Ludwig fetched a deep, slow breath as he looked out from the steps of the church. And then, suddenly, he froze.

One by one, the people around him began to do the same, staring out from the wooden doorway. There was a gasp, a low murmur. Like an electric current, the murmur began to jump from person to person, running back into the crowds within the hall itself, growing in volume until Chauncy’s exegesis of variegated corn kernels came under threat.

“What is it?” Chauncy said, stopping in mid-sentence. “What’s going on?”
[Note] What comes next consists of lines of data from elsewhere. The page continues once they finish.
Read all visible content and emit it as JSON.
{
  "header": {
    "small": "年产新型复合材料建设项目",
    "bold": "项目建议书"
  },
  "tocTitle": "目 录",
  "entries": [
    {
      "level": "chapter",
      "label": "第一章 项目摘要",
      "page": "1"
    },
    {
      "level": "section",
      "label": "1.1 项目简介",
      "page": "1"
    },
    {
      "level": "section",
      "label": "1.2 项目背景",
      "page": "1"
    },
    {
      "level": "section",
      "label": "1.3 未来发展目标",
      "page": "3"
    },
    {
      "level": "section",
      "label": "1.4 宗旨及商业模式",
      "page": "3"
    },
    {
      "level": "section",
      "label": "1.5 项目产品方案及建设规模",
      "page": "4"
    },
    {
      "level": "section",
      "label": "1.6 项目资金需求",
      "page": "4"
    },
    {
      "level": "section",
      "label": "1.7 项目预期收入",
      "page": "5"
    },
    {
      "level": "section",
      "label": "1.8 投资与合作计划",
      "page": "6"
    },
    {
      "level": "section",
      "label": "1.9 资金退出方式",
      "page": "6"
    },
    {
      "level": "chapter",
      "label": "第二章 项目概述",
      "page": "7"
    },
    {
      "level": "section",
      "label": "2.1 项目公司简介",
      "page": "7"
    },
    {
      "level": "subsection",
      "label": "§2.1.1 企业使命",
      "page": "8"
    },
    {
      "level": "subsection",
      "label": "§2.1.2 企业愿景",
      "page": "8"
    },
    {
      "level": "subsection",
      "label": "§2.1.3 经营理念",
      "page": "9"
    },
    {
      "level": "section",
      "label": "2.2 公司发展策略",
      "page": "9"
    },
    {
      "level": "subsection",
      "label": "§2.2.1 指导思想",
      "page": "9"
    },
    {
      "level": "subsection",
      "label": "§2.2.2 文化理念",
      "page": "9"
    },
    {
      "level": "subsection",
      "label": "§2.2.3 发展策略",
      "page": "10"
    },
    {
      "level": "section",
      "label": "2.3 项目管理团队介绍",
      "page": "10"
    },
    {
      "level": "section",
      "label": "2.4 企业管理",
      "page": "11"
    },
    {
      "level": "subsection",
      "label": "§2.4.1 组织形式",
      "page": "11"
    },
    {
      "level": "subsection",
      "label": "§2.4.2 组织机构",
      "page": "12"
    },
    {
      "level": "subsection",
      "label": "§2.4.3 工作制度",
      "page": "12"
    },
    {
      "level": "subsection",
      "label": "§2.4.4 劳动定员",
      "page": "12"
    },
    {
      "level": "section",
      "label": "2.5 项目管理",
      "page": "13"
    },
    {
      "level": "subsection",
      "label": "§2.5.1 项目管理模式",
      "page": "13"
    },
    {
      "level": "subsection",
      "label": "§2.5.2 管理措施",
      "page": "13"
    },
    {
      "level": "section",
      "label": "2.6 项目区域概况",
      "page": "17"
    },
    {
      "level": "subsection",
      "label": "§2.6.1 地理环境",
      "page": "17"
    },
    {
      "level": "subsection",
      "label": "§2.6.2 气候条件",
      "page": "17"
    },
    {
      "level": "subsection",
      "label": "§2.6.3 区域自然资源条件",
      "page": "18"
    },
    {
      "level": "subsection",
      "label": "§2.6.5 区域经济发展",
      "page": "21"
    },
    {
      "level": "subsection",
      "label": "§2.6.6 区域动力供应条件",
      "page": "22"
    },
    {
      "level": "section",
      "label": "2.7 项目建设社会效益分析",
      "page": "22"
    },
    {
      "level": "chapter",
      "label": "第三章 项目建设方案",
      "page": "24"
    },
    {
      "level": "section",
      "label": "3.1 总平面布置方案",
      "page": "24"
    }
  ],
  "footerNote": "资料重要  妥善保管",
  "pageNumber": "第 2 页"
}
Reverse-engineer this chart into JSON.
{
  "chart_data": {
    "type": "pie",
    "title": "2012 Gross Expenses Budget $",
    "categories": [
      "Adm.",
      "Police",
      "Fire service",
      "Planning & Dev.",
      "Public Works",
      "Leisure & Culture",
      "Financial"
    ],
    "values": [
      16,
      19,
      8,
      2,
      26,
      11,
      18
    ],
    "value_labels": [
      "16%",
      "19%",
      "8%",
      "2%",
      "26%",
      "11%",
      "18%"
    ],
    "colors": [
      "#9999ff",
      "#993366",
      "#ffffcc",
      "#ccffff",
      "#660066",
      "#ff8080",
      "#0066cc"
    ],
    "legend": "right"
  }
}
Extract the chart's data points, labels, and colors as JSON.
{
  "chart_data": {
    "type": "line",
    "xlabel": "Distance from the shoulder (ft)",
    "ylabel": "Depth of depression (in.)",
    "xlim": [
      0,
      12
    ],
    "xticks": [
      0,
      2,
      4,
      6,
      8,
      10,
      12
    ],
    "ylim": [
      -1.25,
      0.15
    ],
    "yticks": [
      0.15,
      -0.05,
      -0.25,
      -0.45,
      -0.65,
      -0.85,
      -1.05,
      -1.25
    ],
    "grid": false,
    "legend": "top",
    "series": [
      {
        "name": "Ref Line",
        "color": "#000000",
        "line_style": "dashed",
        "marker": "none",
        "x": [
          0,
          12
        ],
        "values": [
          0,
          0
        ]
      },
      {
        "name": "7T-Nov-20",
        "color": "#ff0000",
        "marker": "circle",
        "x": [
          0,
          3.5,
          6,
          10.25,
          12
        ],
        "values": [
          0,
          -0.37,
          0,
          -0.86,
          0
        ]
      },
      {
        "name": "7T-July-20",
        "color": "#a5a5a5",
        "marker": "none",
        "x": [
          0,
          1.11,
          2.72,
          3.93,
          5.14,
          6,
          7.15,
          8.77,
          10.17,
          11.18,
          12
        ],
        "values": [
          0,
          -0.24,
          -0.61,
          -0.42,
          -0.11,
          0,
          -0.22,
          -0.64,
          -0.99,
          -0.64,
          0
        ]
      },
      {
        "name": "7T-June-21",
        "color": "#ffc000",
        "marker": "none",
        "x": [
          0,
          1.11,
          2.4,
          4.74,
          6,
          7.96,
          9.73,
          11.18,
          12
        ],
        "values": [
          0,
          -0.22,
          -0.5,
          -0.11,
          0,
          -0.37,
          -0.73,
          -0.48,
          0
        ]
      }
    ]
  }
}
Nobody answered. All eyes were fixed on the horizon beyond the open doors of the hall, where, against the yellow sky, a lazy column of vultures wheeled in ever tightening circles above the endless corn.

Fourteen

W hen Corrie Swanson pulled up to the church, people were standing on the front lawn, huddled together in groups, murmuring anxiously. Now and then somebody would break away from one of the groups and stare out in the direction of the cornfields. There must have been fifty people out there, but she didn’t see Pendergast among them. And that made no sense, because he’d asked her to come right away. He’d been most insistent on it, in fact.

It was almost a relief to find him missing. Pendergast was going to get her into even worse trouble than she already was in this town—she could feel it in her bones. She was already the town’s A-number-one pariah. Once again, she wondered what the hell she’d gotten herself into. The money was still burning a hole in her glove compartment. He’d get her in trouble, and then he’d be gone, and she’d still be stuck in Medicine Creek dealing with the consequences. If she were smart, she’d give him back the money and wash her hands of the whole thing.

She jumped involuntarily as a black figure seemed to materialize out of nowhere beside the car. Pendergast opened the passenger door and slid in as sleekly as a cat. The way he moved gave her the creeps sometimes.

She reached for the dashboard, turned down the blaring sound of “Starfuckers” by Nine Inch Nails. “So, where to, Special Agent?” she said as casually as she could.

Pendergast nodded toward the cornfields. “Do you see those birds?”

She shaded her eyes against the glow of the sunset. “What, those turkey vultures? What about them?”

“That’s where we’re going.”

She revved the engine; the car shuddered and coughed black smoke. “There’s no roads out that way, and this is a Gremlin, not a Hummer, in case you hadn’t noticed.”

“Don’t worry, Miss Swanson, I will not get you mired in a cornfield. Head west on the Cry Road , please.”

“Whatever.” She stamped on the accelerator and the Gremlin pulled away from the curb, shuddering with the effort.

“So how was the Turkey Sociable?” she asked. “That’s like the big event of the year in Shit Creek.”